The International Air Transport Association (IATA) has threatened that foreign airlines operating in the Nigeria may exit the nation’s airspace over its trapped funds valued at $792,000,000.
This is coming amidst several exits of foreign businesses from the country this year, the latest being Procter & Gamble of United States, which announced their decision pull out last week barely months after another multinational corporation, GlaxoSmitKline, took similar step.
The key challenge, according to the airline operators, remains the inability to raise the foreign currency required for their operations as over $792 million of the funds are still trapped in Nigeria, a development that is currently threatening their operations globally.
In Nigeria, foreign airlines collect Naira for their tickets to customers and exchange the same for foreign currencies for their operations.
But they have been lamenting their inability to get the exchange executed through the official foreign exchange market due to the scarcity of foreign exchange resources.
The development has already seen the UAE’s flag carrier, Emirates Airlines which exited the country’s airspace last year still refusing to come back despite intervention from President Bola Tinubu.
President Tinubu had directed the Central Bank of Nigeria, CBN, to create a platform for quarterly reconciliatory meetings with foreign airlines to address the backlog of their fund.
But till date, nothing has come out from it, as there have neither been any meeting or funds released to any of the airlines.
It was also responsible for the move by the airlines to close down their lower fare inventory to travelling agents across Nigeria, denying them access to issuing tickets emanating from other countries into Nigeria in a bid to reduce the backlog.
However, the International Air Transport Association, IATA, Regional Vice President Africa & Middle East, Kamil Al-Awadhi, during a media presentation with African journalists at the IATA Global Media Day in Geneva, called on the Federal Government to take the matter seriously.
He listed Nigeria as the country with the highest amount of airlines’ blocked funds at $792m followed by Egypt, $348 million, Algeria, $199 million, AFI zone, $183 million and Ethiopia, $128 million.
He said: “It is getting to a breaking point for the airlines. They are contemplating stopping operations. Nigeria should look into this to resolve the issue. The airlines don’t have the cash to expand their operations”.
“Ethiopia is seeking a way to resolve this issue even though the blocked fund is rising. The first step for us to solve these blocked funds is for both parties to engage. If parties don’t engage, it is very difficult to move forward.

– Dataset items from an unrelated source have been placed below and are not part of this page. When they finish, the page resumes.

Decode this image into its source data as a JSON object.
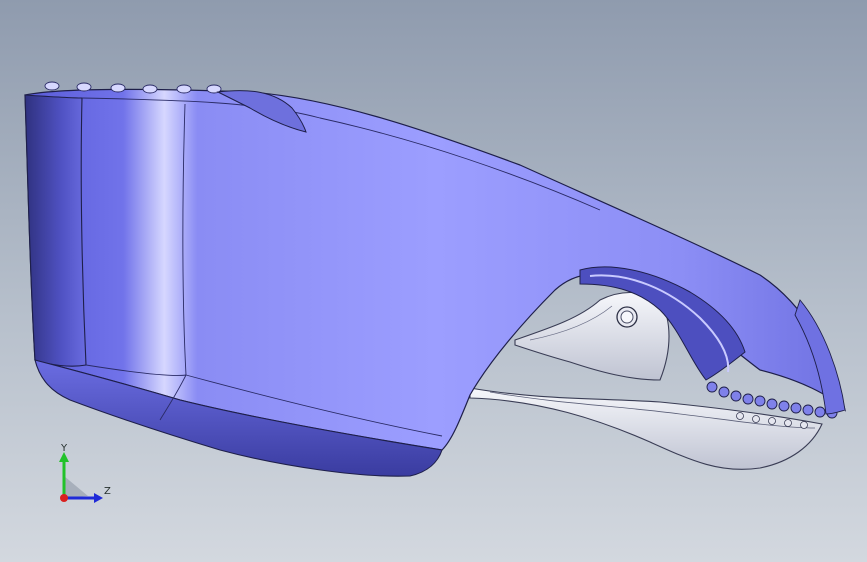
{
  "viewport": {
    "background_top": "#8f9bae",
    "background_bottom": "#d3d8df",
    "model_color": "#8a8cf2",
    "model_edge_color": "#1e1f4a",
    "metal_color": "#dfe1ea"
  },
  "triad": {
    "y_label": "Y",
    "z_label": "Z",
    "y_color": "#22c22a",
    "z_color": "#1f2ad8",
    "origin_color": "#d9201f"
  }
}
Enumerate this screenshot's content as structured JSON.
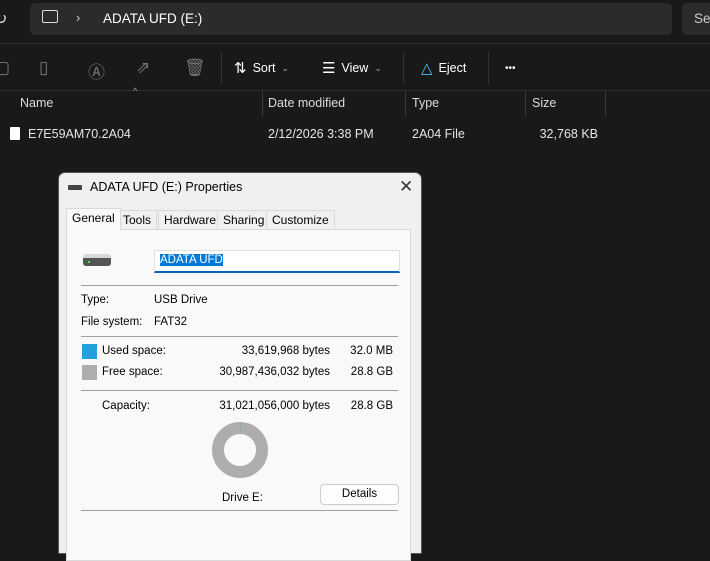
{
  "explorer": {
    "breadcrumb": "ADATA UFD (E:)",
    "search_placeholder": "Se",
    "toolbar": {
      "sort": "Sort",
      "view": "View",
      "eject": "Eject",
      "more": "•••"
    },
    "columns": [
      "Name",
      "Date modified",
      "Type",
      "Size"
    ],
    "files": [
      {
        "name": "E7E59AM70.2A04",
        "date": "2/12/2026 3:38 PM",
        "type": "2A04 File",
        "size": "32,768 KB"
      }
    ]
  },
  "dialog": {
    "title": "ADATA UFD (E:) Properties",
    "tabs": [
      "General",
      "Tools",
      "Hardware",
      "Sharing",
      "Customize"
    ],
    "name_value": "ADATA UFD",
    "type_label": "Type:",
    "type_value": "USB Drive",
    "fs_label": "File system:",
    "fs_value": "FAT32",
    "used_label": "Used space:",
    "used_bytes": "33,619,968 bytes",
    "used_size": "32.0 MB",
    "free_label": "Free space:",
    "free_bytes": "30,987,436,032 bytes",
    "free_size": "28.8 GB",
    "cap_label": "Capacity:",
    "cap_bytes": "31,021,056,000 bytes",
    "cap_size": "28.8 GB",
    "used_fraction": 0.0011,
    "drive_label": "Drive E:",
    "details": "Details",
    "colors": {
      "used": "#26a0da",
      "free": "#adadad"
    }
  }
}
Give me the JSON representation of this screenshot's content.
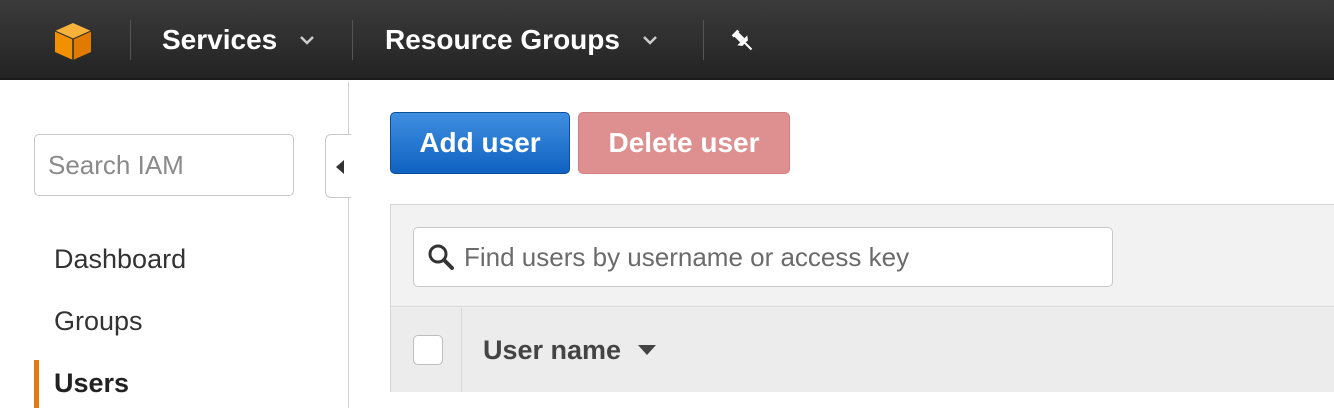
{
  "topnav": {
    "logo_icon": "aws-cube-icon",
    "services_label": "Services",
    "resource_groups_label": "Resource Groups",
    "pin_icon": "pin-icon",
    "brand_color": "#ff9900"
  },
  "sidebar": {
    "search_placeholder": "Search IAM",
    "collapse_icon": "caret-left-icon",
    "items": [
      {
        "label": "Dashboard",
        "active": false
      },
      {
        "label": "Groups",
        "active": false
      },
      {
        "label": "Users",
        "active": true
      }
    ],
    "active_indicator_color": "#e47911"
  },
  "toolbar": {
    "add_user_label": "Add user",
    "delete_user_label": "Delete user",
    "add_color": "#1166bb",
    "delete_color": "#de9090"
  },
  "users_table": {
    "search_placeholder": "Find users by username or access key",
    "search_icon": "search-icon",
    "columns": [
      {
        "label": "User name",
        "sort_icon": "caret-down-icon"
      }
    ]
  }
}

“I have not been able to engage with Nigeria’s CBN Governor, he said he would engage with me when he had a solution. He is not promising but I have engaged with the Aviation Minister who is very understanding, new to the position, or maybe wowed by the situation he inherited will help to resolve the matter.”
“The airlines in Africa are owed $34 million. That $34 million is blocked. Depreciation has set in on the money. They have already lost $10 million because of depreciation. That is not fair for the airlines because they have paid all the dues to the operators of the airports. Every due has been paid for. They carry Nigerian officials on these flights and they can’t get their money.”
On the state of aviation in Nigeria, Al-Awadhi said with 25 percent interest on loans, high airport taxes, and insurance premiums which it said was six times more than anywhere in the world, it would be difficult for Nigerian airlines to make a profit.
“Any airline in Nigeria operating outside of Nigeria has a cheaper operating cost and better prices than Nigerian airlines.
“Every airline has its challenges and it depends on where it operates. To answer this question, I will use Nigeria as an example. Nigeria has two most expensive airports; their fuel is higher than elsewhere in the world, and insurance is six times more expensive than anywhere else in the world.”